Oberyn Martell's bastard daughters, Obara, Nymeria, and Tyene, known collectively as the "Sand Snakes", learn that Jaime has infiltrated Dorne. They agree to join Ellaria Sand, Oberyn's former partner, in starting a war against the Lannisters by killing Myrcella Baratheon.

===On the Summer Sea===
Jorah Mormont sets sail with his captive, Tyrion, who deduces Jorah's identity. Jorah reveals he is taking Tyrion to Daenerys Targaryen.

===In Meereen===
Daenerys receives Hizdahr zo Loraq, who repeats his request to reopen the fighting pits, noting that it can unite the masters and freedpeople. Meanwhile, Grey Worm and several "Unsullied" are attacked by the Sons of the Harpy. Barristan Selmy arrives to assist Grey Worm, and they are successful in slaying their attackers before both collapse from their wounds.

==Production==
===Writing===
This episode was the first to be written by staff writer Dave Hill, who previously worked as an assistant to showrunners David Benioff and D. B. Weiss and contains content from two of George R. R. Martin's novels, A Feast for Crows, The Captain of Guards, Cersei IV and Cersei VI, and A Dance with Dragons, chapters Tyrion VII with elements of Jon I, Jon II, Daenerys II and the Epilogue.

Like the season's earlier episodes, "Sons of the Harpy" deviated from George Martin's novels in several places. Hilary Busis and Darren Francich of Entertainment Weekly continued their approval of the decision to consolidate the Sansa and Arya impostor storylines. The scene between Stannis and Shireen was written specifically for the episode. Both Sarah Moran of Screen Rant and Matt Fowler of IGN agreed that interacting with a more visible and vocal Shireen gives Stannis's character some emotional depth, with Moran adding that the change "gives us insight into characters we already know."

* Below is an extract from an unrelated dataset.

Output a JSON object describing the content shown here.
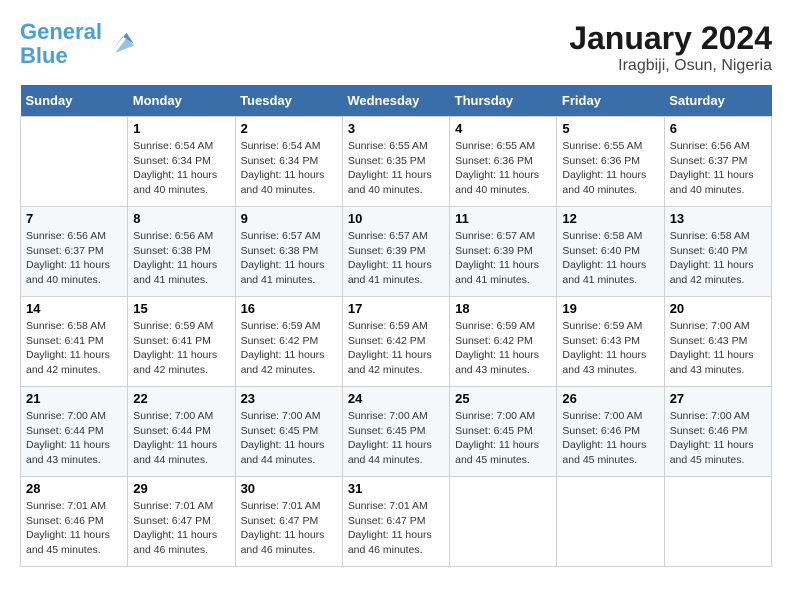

Moran also approved of the streamlined story and cast, noting that the show has "whittled down Oberyn Martell's bastard daughters from eight to three" and giving Arianne Martell's plotline to the already-established Ellaria Sand. David Crow of Den of Geek expressed reservations about the scene in which Grey Worm and Barristan Selmy are wounded and left for dead, referring to it as "vainglorious and artificial," but he also said, "Bringing Bronn back into the fold was one of Game of Thrones more astute changes from the books as he offers a great counterbalance to either Lannister brother." Matt Fowler of IGN, however, found the acceleration of the Faith Militant storyline jarring, "like a time-crunch collage."

===Casting===
The episode has the introduction of new recurring cast members Keisha Castle-Hughes, Jessica Henwick and Rosabell Laurenti Sellers, who play the Sand Snakes: Obara, Nymeria and Tyene Sand.

==Reception==
===Ratings===
"Sons of the Harpy" was watched by an estimated 6.82 million American viewers during its first airing, and received a 3.6 rating among adults 18–49. In the United Kingdom, the episode was viewed by 2.151 million viewers, making it the highest-rated broadcast that week. It also received 0.164 million timeshift viewers.

===Critical reception===

Rotten Tomatoes scored this episode at 100% based on 30 reviews with an average score of 8.1 out of 10, stating "An episode that benefits from the intricate plotting of the previous three, "Sons of the Harpy" balances bloody action with illuminating character interplay."

David Crow of Den of Geek called this the weakest episode of the season so far but still reasonably solid. Eric Kain of Forbes writes, "All told, an excellent episode filled with revelations and surprises, great action and fantastic drama. I’m excited to see the back story begin to emerge in earnest, something I’ve been wondering about for years."